What are some of the most pressing challenges ahead in terms of your Connected Enterprise vision and what is your strategy for resolving these challenges?
Central to achieving the Connected Enterprise is the need to converge IT and OT. In the past, these have been two independent architectures and systems, but they are now converging into a single, unified architecture, leveraging one common technology, Ethernet IP − the same network technology used on the Internet and the fundamental technology for the IoT.
However, there is a gap between OT and IT that needs to be addressed, both technically and culturally, which presents the challenge. Rockwell Automation and Cisco have been working together to bridge this gap. We have made tremendous progress in our joint efforts to bring a robust, IP-based network infrastructure to the plant floor, with a broad range of jointly developed products and services.
How important is security in the transition of becoming a Connected Enterprise?
Security is critical to any Connected Enterprise. One of the most important assets that organisations have is their own data. This data must be secure, and the control system (a major source of the data) can no longer be an isolated operation. Industrial organisations are recognising that a seamless flow of information created by connecting industrial-control systems to the enterprise is a path to significant operational improvements.
Unless companies make ongoing investments in securing industrial-control systems that help address people, process and technology-related risks, they may be exposed to unnecessary threats as they capitalise on the opportunities presented by the Connected Enterprise.
How ready are manufacturers around the world to pursue the Connected Enterprise? What has Rockwell Automation done to pursue its journey toward becoming a Connected Enterprise?
From a global perspective, most companies see the value of becoming a Connected Enterprise; they just are not sure how and where to start. As an example, according to an IndustryWeek survey, the top publication read by U.S. manufacturers, only 14 per cent of American operators have the connectivity they need to link their factory-floor information with their enterprise system.
As with any major technology change that offers excitement and opportunity, there are challenges. To help simplify these obstacles, Rockwell Automation has developed a five-stage Connected Enterprise Execution Model − which outlines the measures and best practices necessary to ensure effective change, in both technologies and organisational cultures, to pave the way toward harnessing company data in a secure fashion. Any company can join at any stage, depending on the phase of development most appropriate for its needs.
Leading by example, Rockwell Automation understood years ago that the convergence of the plant-floor OT and business-level IT would enable the data from a myriad of remote-device sensors, actuators, controllers and switches to connect people and processes across the enterprise and throughout the supply chain.

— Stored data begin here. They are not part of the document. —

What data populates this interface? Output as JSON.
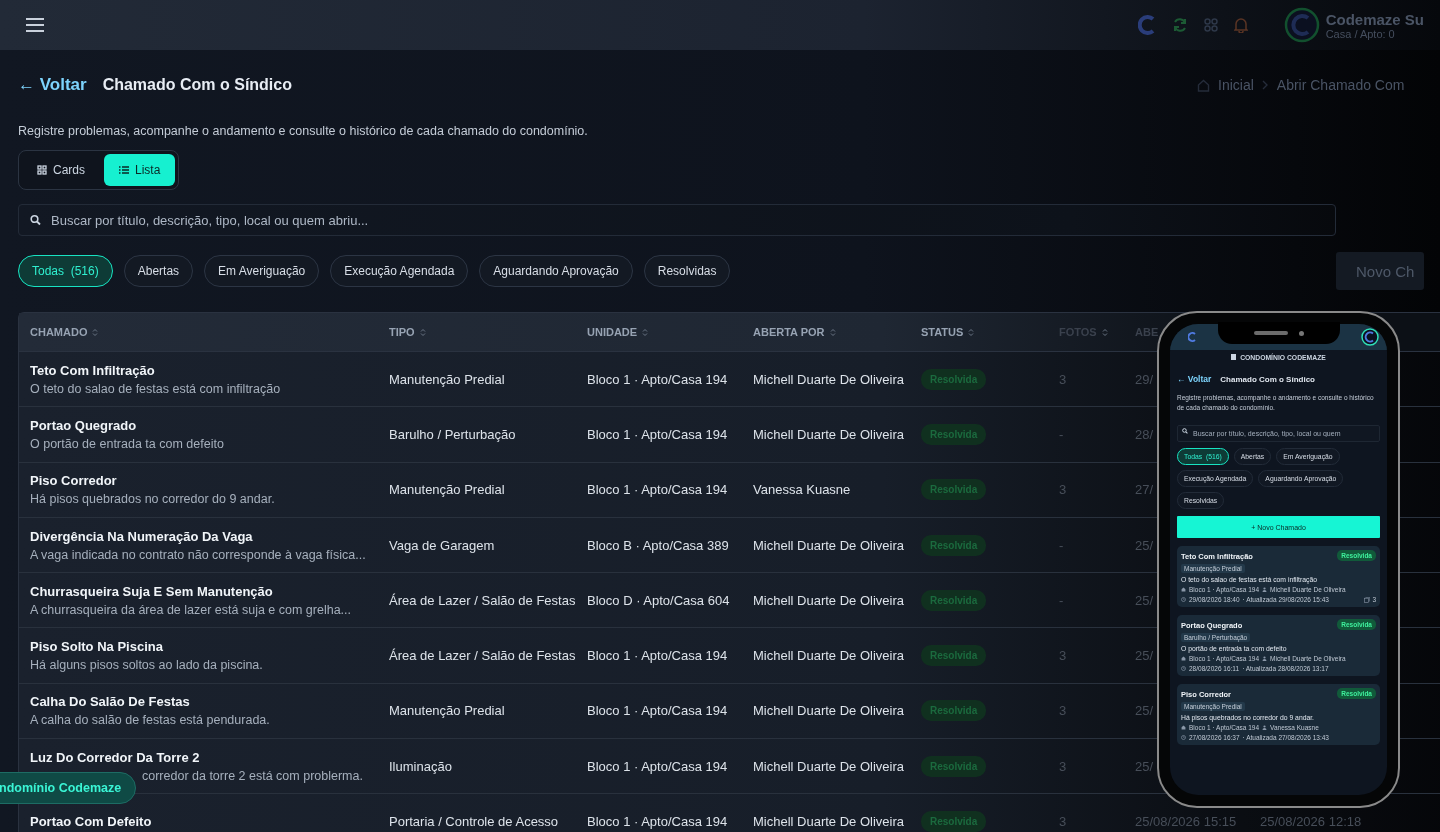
{
  "topbar": {
    "user_name": "Codemaze Su",
    "user_unit": "Casa / Apto: 0"
  },
  "header": {
    "back": "← Voltar",
    "title": "Chamado Com o Síndico",
    "breadcrumb": [
      "Inicial",
      "Abrir Chamado Com"
    ]
  },
  "description": "Registre problemas, acompanhe o andamento e consulte o histórico de cada chamado do condomínio.",
  "view_toggle": [
    {
      "label": "Cards",
      "kind": "grid",
      "selected": false
    },
    {
      "label": "Lista",
      "kind": "list",
      "selected": true
    }
  ],
  "search": {
    "placeholder": "Buscar por título, descrição, tipo, local ou quem abriu..."
  },
  "filters": [
    {
      "label": "Todas",
      "count": "(516)",
      "selected": true
    },
    {
      "label": "Abertas",
      "selected": false
    },
    {
      "label": "Em Averiguação",
      "selected": false
    },
    {
      "label": "Execução Agendada",
      "selected": false
    },
    {
      "label": "Aguardando Aprovação",
      "selected": false
    },
    {
      "label": "Resolvidas",
      "selected": false
    }
  ],
  "new_button": "Novo Ch",
  "table": {
    "columns": [
      "CHAMADO",
      "TIPO",
      "UNIDADE",
      "ABERTA POR",
      "STATUS",
      "FOTOS",
      "ABE"
    ],
    "rows": [
      {
        "title": "Teto Com Infiltração",
        "description": "O teto do salao de festas está com infiltração",
        "type": "Manutenção Predial",
        "unit": "Bloco 1 · Apto/Casa 194",
        "opened_by": "Michell Duarte De Oliveira",
        "status": "Resolvida",
        "photos": "3",
        "opened": "29/"
      },
      {
        "title": "Portao Quegrado",
        "description": "O portão de entrada ta com defeito",
        "type": "Barulho / Perturbação",
        "unit": "Bloco 1 · Apto/Casa 194",
        "opened_by": "Michell Duarte De Oliveira",
        "status": "Resolvida",
        "photos": "-",
        "opened": "28/"
      },
      {
        "title": "Piso Corredor",
        "description": "Há pisos quebrados no corredor do 9 andar.",
        "type": "Manutenção Predial",
        "unit": "Bloco 1 · Apto/Casa 194",
        "opened_by": "Vanessa Kuasne",
        "status": "Resolvida",
        "photos": "3",
        "opened": "27/"
      },
      {
        "title": "Divergência Na Numeração Da Vaga",
        "description": "A vaga indicada no contrato não corresponde à vaga física...",
        "type": "Vaga de Garagem",
        "unit": "Bloco B · Apto/Casa 389",
        "opened_by": "Michell Duarte De Oliveira",
        "status": "Resolvida",
        "photos": "-",
        "opened": "25/"
      },
      {
        "title": "Churrasqueira Suja E Sem Manutenção",
        "description": "A churrasqueira da área de lazer está suja e com grelha...",
        "type": "Área de Lazer / Salão de Festas",
        "unit": "Bloco D · Apto/Casa 604",
        "opened_by": "Michell Duarte De Oliveira",
        "status": "Resolvida",
        "photos": "-",
        "opened": "25/"
      },
      {
        "title": "Piso Solto Na Piscina",
        "description": "Há alguns pisos soltos ao lado da piscina.",
        "type": "Área de Lazer / Salão de Festas",
        "unit": "Bloco 1 · Apto/Casa 194",
        "opened_by": "Michell Duarte De Oliveira",
        "status": "Resolvida",
        "photos": "3",
        "opened": "25/"
      },
      {
        "title": "Calha Do Salão De Festas",
        "description": "A calha do salão de festas está pendurada.",
        "type": "Manutenção Predial",
        "unit": "Bloco 1 · Apto/Casa 194",
        "opened_by": "Michell Duarte De Oliveira",
        "status": "Resolvida",
        "photos": "3",
        "opened": "25/"
      },
      {
        "title": "Luz Do Corredor Da Torre 2",
        "description": "corredor da torre 2 está com problerma.",
        "obscured": true,
        "type": "Iluminação",
        "unit": "Bloco 1 · Apto/Casa 194",
        "opened_by": "Michell Duarte De Oliveira",
        "status": "Resolvida",
        "photos": "3",
        "opened": "25/"
      },
      {
        "title": "Portao Com Defeito",
        "type": "Portaria / Controle de Acesso",
        "unit": "Bloco 1 · Apto/Casa 194",
        "opened_by": "Michell Duarte De Oliveira",
        "status": "Resolvida",
        "photos": "3",
        "opened": "25/08/2026 15:15",
        "updated": "25/08/2026 12:18"
      }
    ]
  },
  "floating_badge": "ndomínio Codemaze",
  "phone": {
    "brand": "CONDOMÍNIO CODEMAZE",
    "back": "← Voltar",
    "title": "Chamado Com o Síndico",
    "description": "Registre problemas, acompanhe o andamento e consulte o histórico de cada chamado do condomínio.",
    "search_placeholder": "Buscar por título, descrição, tipo, local ou quem",
    "filters": [
      {
        "label": "Todas",
        "count": "(516)",
        "selected": true
      },
      {
        "label": "Abertas",
        "selected": false
      },
      {
        "label": "Em Averiguação",
        "selected": false
      },
      {
        "label": "Execução Agendada",
        "selected": false
      },
      {
        "label": "Aguardando Aprovação",
        "selected": false
      },
      {
        "label": "Resolvidas",
        "selected": false
      }
    ],
    "new_button": "+ Novo Chamado",
    "cards": [
      {
        "title": "Teto Com Infiltração",
        "status": "Resolvida",
        "type": "Manutenção Predial",
        "description": "O teto do salao de festas está com infiltração",
        "unit": "Bloco 1 · Apto/Casa 194",
        "opened_by": "Michell Duarte De Oliveira",
        "opened": "29/08/2026 18:40",
        "updated": "· Atualizada 29/08/2026 15:43",
        "photos": "3"
      },
      {
        "title": "Portao Quegrado",
        "status": "Resolvida",
        "type": "Barulho / Perturbação",
        "description": "O portão de entrada ta com defeito",
        "unit": "Bloco 1 · Apto/Casa 194",
        "opened_by": "Michell Duarte De Oliveira",
        "opened": "28/08/2026 16:11",
        "updated": "· Atualizada 28/08/2026 13:17"
      },
      {
        "title": "Piso Corredor",
        "status": "Resolvida",
        "type": "Manutenção Predial",
        "description": "Há pisos quebrados no corredor do 9 andar.",
        "unit": "Bloco 1 · Apto/Casa 194",
        "opened_by": "Vanessa Kuasne",
        "opened": "27/08/2026 16:37",
        "updated": "· Atualizada 27/08/2026 13:43"
      }
    ]
  }
}
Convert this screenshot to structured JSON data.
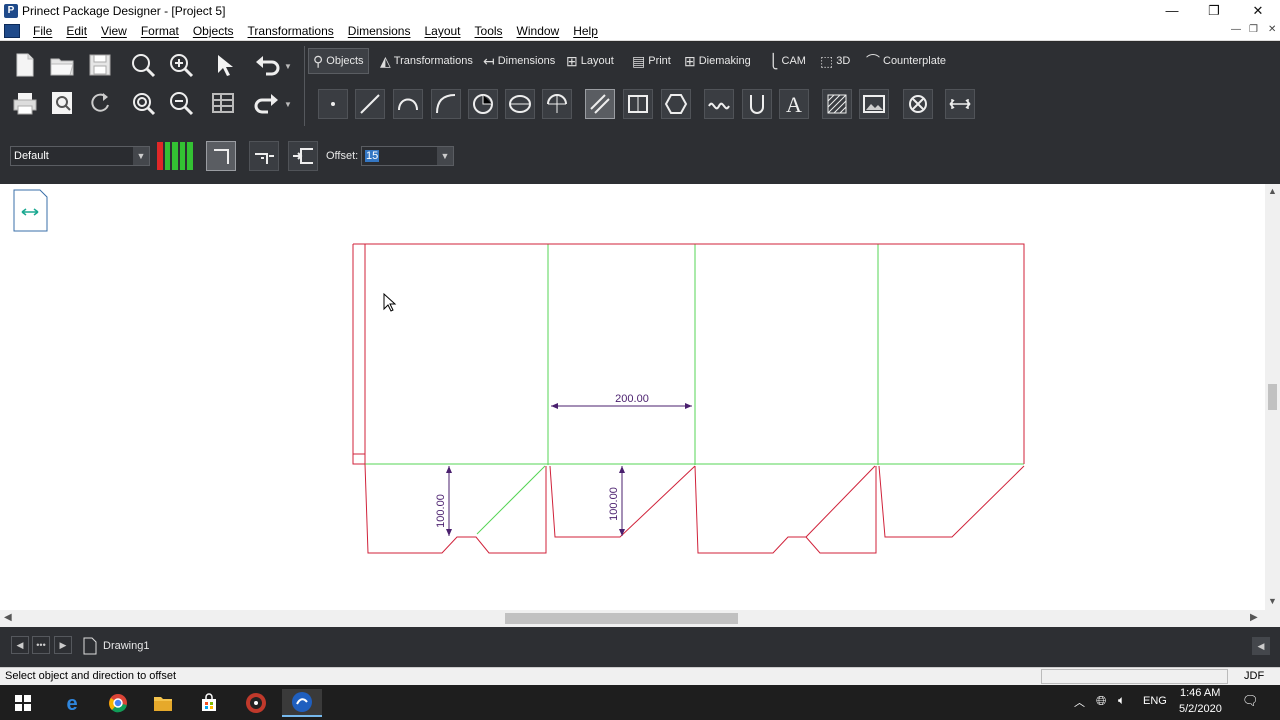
{
  "window": {
    "title": "Prinect Package Designer - [Project 5]",
    "controls": {
      "minimize": "—",
      "restore": "❐",
      "close": "✕"
    }
  },
  "menu": {
    "items": [
      "File",
      "Edit",
      "View",
      "Format",
      "Objects",
      "Transformations",
      "Dimensions",
      "Layout",
      "Tools",
      "Window",
      "Help"
    ]
  },
  "tabs": [
    {
      "label": "Objects",
      "icon": "objects-icon",
      "active": true
    },
    {
      "label": "Transformations",
      "icon": "transformations-icon"
    },
    {
      "label": "Dimensions",
      "icon": "dimensions-icon"
    },
    {
      "label": "Layout",
      "icon": "layout-icon"
    },
    {
      "label": "Print",
      "icon": "print-icon"
    },
    {
      "label": "Diemaking",
      "icon": "diemaking-icon"
    },
    {
      "label": "CAM",
      "icon": "cam-icon"
    },
    {
      "label": "3D",
      "icon": "3d-icon"
    },
    {
      "label": "Counterplate",
      "icon": "counterplate-icon"
    }
  ],
  "properties": {
    "style_select": "Default",
    "offset_label": "Offset:",
    "offset_value": "15"
  },
  "canvas": {
    "dimension_horizontal": "200.00",
    "dimension_vertical_1": "100.00",
    "dimension_vertical_2": "100.00",
    "colors": {
      "cut": "#d0223a",
      "crease": "#55d455",
      "dimension": "#4a1f6e"
    }
  },
  "drawing_tabs": {
    "active": "Drawing1"
  },
  "status": {
    "message": "Select object and direction to offset",
    "format": "JDF"
  },
  "taskbar": {
    "language": "ENG",
    "time": "1:46 AM",
    "date": "5/2/2020"
  }
}
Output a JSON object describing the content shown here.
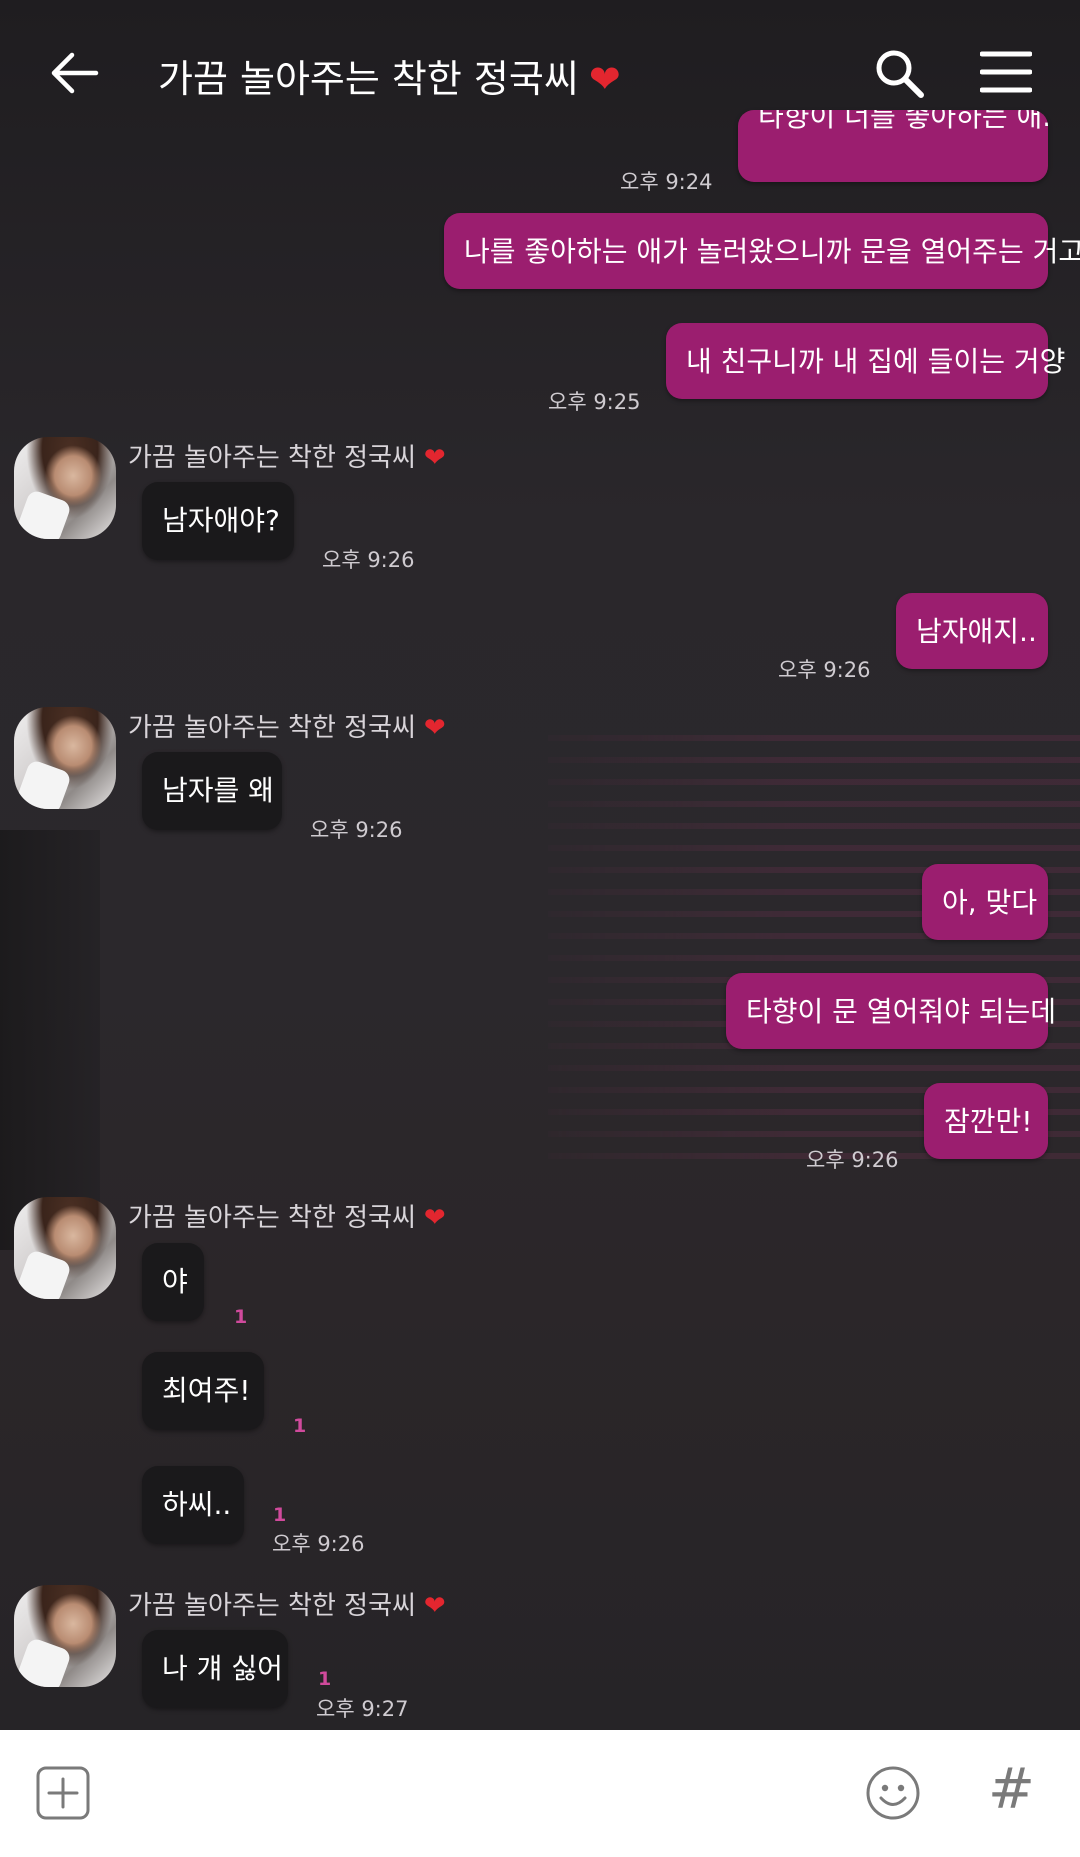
{
  "header": {
    "title": "가끔 놀아주는 착한 정국씨",
    "title_emoji": "❤️"
  },
  "messages": {
    "m0": {
      "text": "타향이 너를 좋아하는 애.",
      "time": "오후 9:24"
    },
    "m1": {
      "text": "나를 좋아하는 애가 놀러왔으니까 문을 열어주는 거고"
    },
    "m2": {
      "text": "내 친구니까 내 집에 들이는 거양",
      "time": "오후 9:25"
    },
    "g1": {
      "sender": "가끔 놀아주는 착한 정국씨",
      "text": "남자애야?",
      "time": "오후 9:26"
    },
    "m3": {
      "text": "남자애지..",
      "time": "오후 9:26"
    },
    "g2": {
      "sender": "가끔 놀아주는 착한 정국씨",
      "text": "남자를 왜",
      "time": "오후 9:26"
    },
    "m4": {
      "text": "아, 맞다"
    },
    "m5": {
      "text": "타향이 문 열어줘야 되는데"
    },
    "m6": {
      "text": "잠깐만!",
      "time": "오후 9:26"
    },
    "g3": {
      "sender": "가끔 놀아주는 착한 정국씨",
      "items": [
        {
          "text": "야",
          "unread": "1"
        },
        {
          "text": "최여주!",
          "unread": "1"
        },
        {
          "text": "하씨..",
          "unread": "1"
        }
      ],
      "time": "오후 9:26"
    },
    "g4": {
      "sender": "가끔 놀아주는 착한 정국씨",
      "text": "나 걔 싫어",
      "unread": "1",
      "time": "오후 9:27"
    }
  },
  "heart": "❤",
  "bottom": {
    "hash": "#"
  }
}
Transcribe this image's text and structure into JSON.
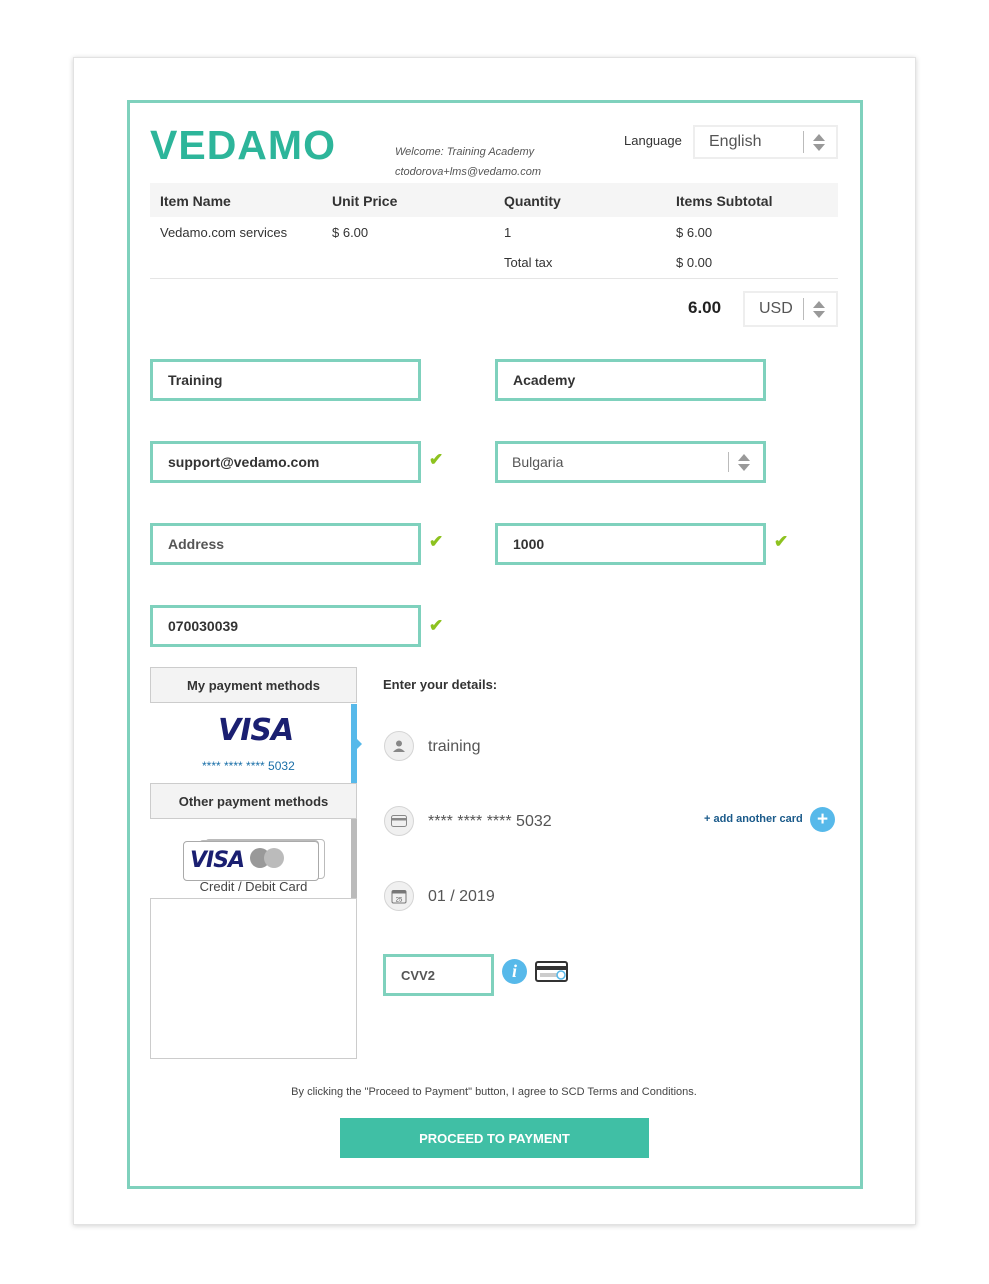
{
  "brand": {
    "logo_text": "VEDAMO",
    "accent_color": "#2db59a",
    "frame_color": "#7fd1bd"
  },
  "header": {
    "welcome": "Welcome: Training Academy",
    "email": "ctodorova+lms@vedamo.com",
    "language_label": "Language",
    "language_value": "English"
  },
  "order_table": {
    "headers": [
      "Item Name",
      "Unit Price",
      "Quantity",
      "Items Subtotal"
    ],
    "row": {
      "item": "Vedamo.com services",
      "unit_price": "$ 6.00",
      "quantity": "1",
      "subtotal": "$ 6.00"
    },
    "tax_label": "Total tax",
    "tax_value": "$ 0.00",
    "total": "6.00",
    "currency": "USD"
  },
  "form": {
    "first_name": "Training",
    "last_name": "Academy",
    "email": "support@vedamo.com",
    "country": "Bulgaria",
    "address_placeholder": "Address",
    "zip": "1000",
    "phone": "070030039",
    "check_mark": "✔"
  },
  "payment_methods": {
    "my_methods_title": "My payment methods",
    "saved_card_brand": "VISA",
    "saved_card_mask": "**** **** **** 5032",
    "other_methods_title": "Other payment methods",
    "other_card_brand": "VISA",
    "other_card_label": "Credit / Debit Card"
  },
  "details": {
    "title": "Enter your details:",
    "holder": "training",
    "card_number": "**** **** **** 5032",
    "add_card": "+ add another card",
    "expiry": "01 / 2019",
    "cvv_placeholder": "CVV2",
    "calendar_day": "25"
  },
  "footer": {
    "terms": "By clicking the \"Proceed to Payment\" button, I agree to SCD Terms and Conditions.",
    "proceed_button": "PROCEED TO PAYMENT"
  }
}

In addition, the company undertook facilitating a secure, standards-based Industrial EtherNet/IP network across the entire company, serving as a common unifying intelligent infrastructure that supports electronic-data exchange. In the end, the company became a truly Connected Enterprise, where contextualised information can be shared, where and when it is needed.
Once Rockwell Automation achieved its Connected Enterprise status, the company experienced measured growth and innovation breakthroughs − including lower inventory, increased on-time delivery, improved on-time-to-want, and overall better quality products and services. As a result, the company achieved annual productivity improvements of 4 to 5 per cent. Since, it has encouraged its suppliers, downstream OEMs and customers to collaborate as partners for mutual asset utilisation and optimised effectiveness.